Als die UN-Experten am Donnerstagmorgen in einem Konvoi gepanzerter Geländewagen in Richtung der gefährlichen Pufferzone zwischen den beiden Armeen aufbrachen, schlugen russische Mörsergranaten in das Kraftwerk ein, so Energoatom, und verursachten Ausfälle, die die Abschaltung eines Reaktors und die Aktivierung von Ersatzgeneratoren in einem anderen Reaktor erzwangen.
Das Ausmaß der Schäden durch die Einschläge war nicht sofort klar, und es gab keine Berichte über erhöhte Strahlungswerte in der Umgebung der Anlage.
Doch die wochenlangen wiederholten Angriffe in und um die Anlage, die von russischen Streitkräften kontrolliert, aber von ukrainischen Ingenieuren betrieben wird, haben die Angst vor einer nuklearen Katastrophe geschürt.
Die Dringlichkeit der Bedrohung veranlasste das U.N.-Team, dem 14 I.A.E.A.-Experten angehören, in letzter Minute die Entscheidung zu treffen, sich zur Anlage zu begeben, selbst als das Donnern der Artillerieeinschläge auf dem Parkplatz ihres 30 Meilen entfernten Hotels zu hören war.
Obwohl weder Russland noch die Ukraine einem Waffenstillstand in dem Gebiet zugestimmt hatten, erklärten beide, sie würden die Sicherheit der Mission garantieren.
Als der Beschuss trotz dieser Versprechen weiterging, beschuldigten beide Armeen die jeweils andere Seite, die Route zur Anlage anzugreifen und die UN-Inspektoren in Gefahr zu bringen.
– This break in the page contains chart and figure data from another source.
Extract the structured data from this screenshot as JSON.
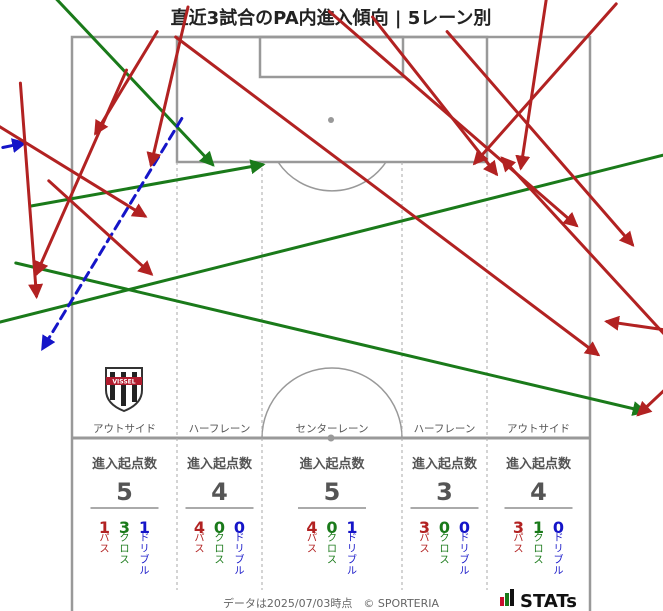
{
  "chart_data": {
    "type": "arrow-map",
    "title": "直近3試合のPA内進入傾向 | 5レーン別",
    "lanes": [
      {
        "name": "アウトサイド",
        "count_label": "進入起点数",
        "total": "5",
        "pass": "1",
        "cross": "3",
        "dribble": "1"
      },
      {
        "name": "ハーフレーン",
        "count_label": "進入起点数",
        "total": "4",
        "pass": "4",
        "cross": "0",
        "dribble": "0"
      },
      {
        "name": "センターレーン",
        "count_label": "進入起点数",
        "total": "5",
        "pass": "4",
        "cross": "0",
        "dribble": "1"
      },
      {
        "name": "ハーフレーン",
        "count_label": "進入起点数",
        "total": "3",
        "pass": "3",
        "cross": "0",
        "dribble": "0"
      },
      {
        "name": "アウトサイド",
        "count_label": "進入起点数",
        "total": "4",
        "pass": "3",
        "cross": "1",
        "dribble": "0"
      }
    ],
    "type_labels": {
      "pass": "パス",
      "cross": "クロス",
      "dribble": "ドリブル"
    },
    "colors": {
      "pass": "#b22222",
      "cross": "#1a7a1a",
      "dribble": "#1515c8",
      "pitch": "#999999"
    },
    "arrows": [
      {
        "kind": "cross",
        "from": [
          -41.0,
          29.4
        ],
        "to": [
          40.8,
          48.7
        ]
      },
      {
        "kind": "cross",
        "from": [
          -48.3,
          38.4
        ],
        "to": [
          54.6,
          12.5
        ]
      },
      {
        "kind": "cross",
        "from": [
          -46.7,
          -16.6
        ],
        "to": [
          -15.4,
          16.6
        ]
      },
      {
        "kind": "cross",
        "from": [
          -39.1,
          22.0
        ],
        "to": [
          -8.9,
          16.6
        ]
      },
      {
        "kind": "dribble",
        "from": [
          -63.7,
          18.7
        ],
        "to": [
          -39.9,
          13.8
        ]
      },
      {
        "kind": "dribble",
        "from": [
          -19.4,
          10.6
        ],
        "to": [
          -37.5,
          40.5
        ]
      },
      {
        "kind": "pass",
        "from": [
          -57.5,
          2.8
        ],
        "to": [
          -24.2,
          23.3
        ]
      },
      {
        "kind": "pass",
        "from": [
          -22.6,
          -0.7
        ],
        "to": [
          -30.6,
          12.5
        ]
      },
      {
        "kind": "pass",
        "from": [
          -26.6,
          4.3
        ],
        "to": [
          -38.3,
          30.8
        ]
      },
      {
        "kind": "pass",
        "from": [
          -40.4,
          6.0
        ],
        "to": [
          -38.3,
          33.7
        ]
      },
      {
        "kind": "pass",
        "from": [
          -36.7,
          18.7
        ],
        "to": [
          -23.4,
          30.8
        ]
      },
      {
        "kind": "pass",
        "from": [
          -18.6,
          -3.9
        ],
        "to": [
          -23.4,
          16.6
        ]
      },
      {
        "kind": "pass",
        "from": [
          -20.2,
          0.0
        ],
        "to": [
          34.7,
          41.3
        ]
      },
      {
        "kind": "pass",
        "from": [
          -0.2,
          -3.3
        ],
        "to": [
          31.9,
          24.5
        ]
      },
      {
        "kind": "pass",
        "from": [
          28.7,
          -9.6
        ],
        "to": [
          24.7,
          17.0
        ]
      },
      {
        "kind": "pass",
        "from": [
          5.4,
          -2.6
        ],
        "to": [
          21.5,
          17.8
        ]
      },
      {
        "kind": "pass",
        "from": [
          37.1,
          -4.3
        ],
        "to": [
          18.7,
          16.4
        ]
      },
      {
        "kind": "pass",
        "from": [
          15.1,
          -0.7
        ],
        "to": [
          39.2,
          27.0
        ]
      },
      {
        "kind": "pass",
        "from": [
          65.4,
          41.3
        ],
        "to": [
          35.9,
          37.0
        ]
      },
      {
        "kind": "pass",
        "from": [
          74.6,
          16.6
        ],
        "to": [
          40.0,
          49.1
        ]
      },
      {
        "kind": "pass",
        "from": [
          52.6,
          48.7
        ],
        "to": [
          22.3,
          15.8
        ]
      }
    ],
    "footer": "データは2025/07/03時点　© SPORTERIA",
    "brand": "STATs",
    "logo_text": "VISSEL"
  }
}
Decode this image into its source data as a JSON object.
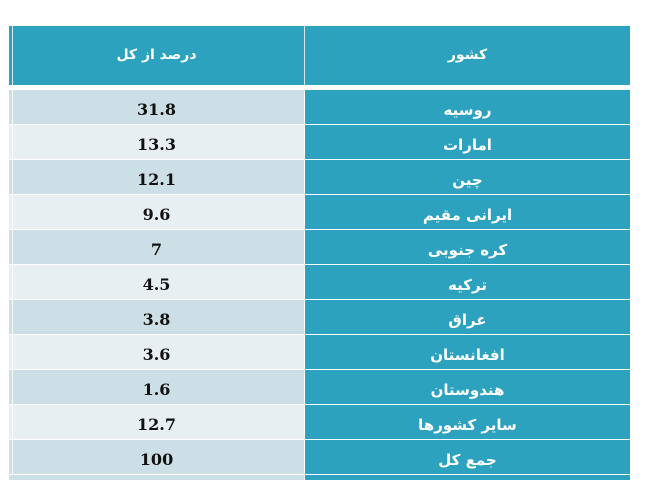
{
  "header": {
    "percent_label": "درصد از کل",
    "country_label": "کشور"
  },
  "rows": [
    {
      "country": "روسیه",
      "percent": "31.8"
    },
    {
      "country": "امارات",
      "percent": "13.3"
    },
    {
      "country": "چین",
      "percent": "12.1"
    },
    {
      "country": "ایرانی مقیم",
      "percent": "9.6"
    },
    {
      "country": "کره جنوبی",
      "percent": "7"
    },
    {
      "country": "ترکیه",
      "percent": "4.5"
    },
    {
      "country": "عراق",
      "percent": "3.8"
    },
    {
      "country": "افغانستان",
      "percent": "3.6"
    },
    {
      "country": "هندوستان",
      "percent": "1.6"
    },
    {
      "country": "سایر کشورها",
      "percent": "12.7"
    },
    {
      "country": "جمع کل",
      "percent": "100"
    }
  ],
  "colors": {
    "header": "#2ca2bf",
    "row_odd": "#cddfe6",
    "row_even": "#e8eff2"
  }
}
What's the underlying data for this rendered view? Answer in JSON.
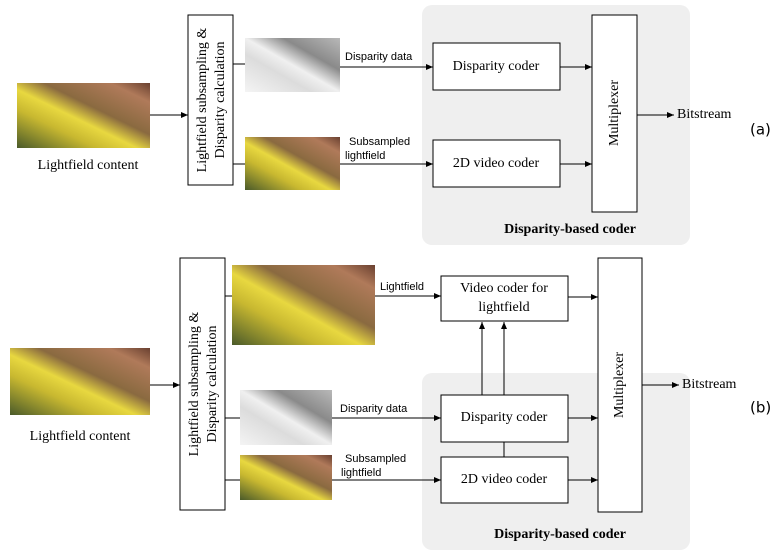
{
  "diagram_a": {
    "source_label": "Lightfield content",
    "preprocess": [
      "Lightfield subsampling &",
      "Disparity calculation"
    ],
    "disparity_label": "Disparity data",
    "subsampled_label": [
      "Subsampled",
      "lightfield"
    ],
    "disparity_coder": "Disparity coder",
    "video_coder": "2D video coder",
    "multiplexer": "Multiplexer",
    "output": "Bitstream",
    "group_label": "Disparity-based coder",
    "tag": "(a)"
  },
  "diagram_b": {
    "source_label": "Lightfield content",
    "preprocess": [
      "Lightfield subsampling &",
      "Disparity calculation"
    ],
    "lightfield_label": "Lightfield",
    "lightfield_coder": [
      "Video coder for",
      "lightfield"
    ],
    "disparity_label": "Disparity data",
    "subsampled_label": [
      "Subsampled",
      "lightfield"
    ],
    "disparity_coder": "Disparity coder",
    "video_coder": "2D video coder",
    "multiplexer": "Multiplexer",
    "output": "Bitstream",
    "group_label": "Disparity-based coder",
    "tag": "(b)"
  }
}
“Wir sind uns der aktuellen Situation bewusst; es gab verstärkte militärische Aktivitäten”, sagte Rafael M. Grossi, der Generalsekretär der IAEO, der die Mission leitet, gegenüber Reportern, bevor die Inspektoren am frühen Donnerstag aufbrachen.
Herr Grossi sagte, das ukrainische Militär habe ihn über die nächtlichen Kämpfe in der Nähe der geplanten Route informiert.
“Aber nach Abwägung der Vor- und Nachteile und nachdem wir so weit gekommen sind, werden wir nicht aufhören”, sagte er. “Wir sind der Meinung, dass wir die Mindestvoraussetzungen haben, um weiterzugehen, auch wenn die Risiken sehr, sehr hoch sind.”
“Wir haben eine sehr wichtige Mission zu erfüllen”, sagte Grossi.
Ausländischen Journalisten war es nicht gestattet, die Inspektoren zu begleiten, die zu den wenigen internationalen Mitarbeitern gehören, die seit Beginn des Krieges im Februar die Frontlinie überschritten haben.
Die I.A.E.A. teilte mit, dass ihr Team in Saporischschja die Sicherheitssysteme überprüfen, die Schäden an der Anlage bewerten und die Arbeitsbedingungen des Personals beurteilen werde.
Eine der Hauptsorgen ist, dass Brände oder andere Schäden zum Ausfall der Kühlsysteme und damit zu einer Kernschmelze führen könnten.
In den Stunden vor dem Abflug der Mission meldeten ukrainische Beamte den Beschuss durch Raketenartillerie und Haubitzen sowie den Flug von Kampfhubschraubern in der Stadt Enerhodar, die entlang der Route der Atombeobachter liegt.
Der ukrainische Leiter der Region Saporischschja, Oleksandr Starukh, erklärte, das I.A.E.A.-Team werde durch russischen Beschuss entlang der vereinbarten Reiseroute aufgehalten. Gleichzeitig beschuldigte Wladimir Rogow, ein Beamter der Besatzungsverwaltung der russischen Armee in der Region um das Kraftwerk, die Ukraine, "massiven Beschuss" in Enerhodar zu führen und zu versuchen, die UN-Mission zu stören.
Das Kraftwerk in Saporischschja hat nach dem Beschuss Notmaßnahmen ergriffen.